L’agitation intellectuelle développée autour de la pédagogie des compétences et de l’interdisciplinarité ne prend donc son sens que référée à son implicite, la politique du socle commun. Elle parle en réalité d’autre chose que de pédagogie : de politique scolaire. Ce déplacement du politique vers le pédagogique a un double intérêt pour ceux qui en jouent le jeu.
Pour les élites dirigeantes, il permet de passer en douceur de la thématique de l’égalité des chances, qui n’est plus crédible depuis que les flux de sortie du système éducatif se sont figés, au milieu des années 1990, à la thématique de l’école du socle, qui met en débat la façon d’apporter le meilleur aux enfants du peuple, tout en faisant glisser la question des inégalités sous le tapis.
Pour les professionnels du monde éducatif qui restent attachés aux principes de la rénovation pédagogique des années 1970, ce déplacement permet de reprendre quelque vigueur (l’approche par compétences valorise l’auto-formation des élèves ; les EPI sont appelés à privilégier les objets d’enseignement concrets et à pratiquer la pédagogie différenciée) ; tout en leur évitant d’avoir à défendre le bilan des quatre décennies de mise en œuvre de ces principes.
On ne saurait évidemment conclure de ces observations critiques que la structuration actuelle des disciplines scolaires dans notre système éducatif ne saurait souffrir la moindre contestation. Mais on peut plaider pour que la discussion soit menée au grand jour et clairement référée à telle ou telle politique pour l’école. Tout peut être légitimement objet de débat en matière de contenus d’enseignement – qu’il s’agisse de la place actuelle des différentes disciplines scolaires, de leurs rapports aux disciplines savantes, de la conception de leur enseignement, de la place à faire à de nouveaux enseignements, du rôle de l’école dans la formation des savoir-agir, etc. – à condition que le contexte de la discussion soit bien précisé : a-t-on en vue le programme d’une école fondamentale qui ne prend sens que pour ceux qui n’iront ni plus vite, ni plus loin, comme dirait Ph.
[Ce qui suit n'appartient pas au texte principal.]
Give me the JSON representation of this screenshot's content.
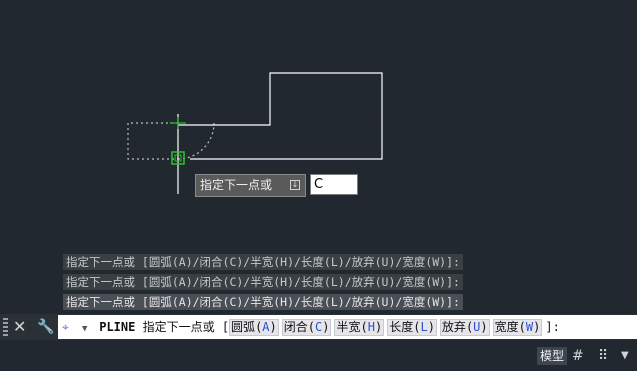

Perrenoud ; ou celui d’une école démocratique, qui s’assigne comme objectif prioritaire l’élévation massive des niveaux de formation et une réduction considérable de réussite des apprentissages ?
Cette exigence de clarification des enjeux pédagogiques invite à revenir sur le terrain du politique, en posant la question que les débats actuels sur l’interdisciplinarité refusent implicitement de poser : notre pays a-t-il besoin aujourd’hui, a plus forte raison demain, d’une éducation scolaire pour tous de haut niveau, une éducation qui ne vise pas d’abord à inculquer des messages, mais à former des capacités instruites de réflexion et d’analyse ?
[1] L’expression est de C. Reverdy, « Éduquer au-delà des frontières disciplinaires », Note de Veille (Institut français d’éducation), n° 100, mars 2015.
[2] Philippe Perrenoud, Quand l’école entend préparer à la vie, op. cité, p. 19.
Séminaire Quels contenus l’école doit-elle transmettre ?
Avec Jean-Pierre Terrail, chercheur en éducation, GRDS (Groupe de recherches sur la démocratisation scolaire)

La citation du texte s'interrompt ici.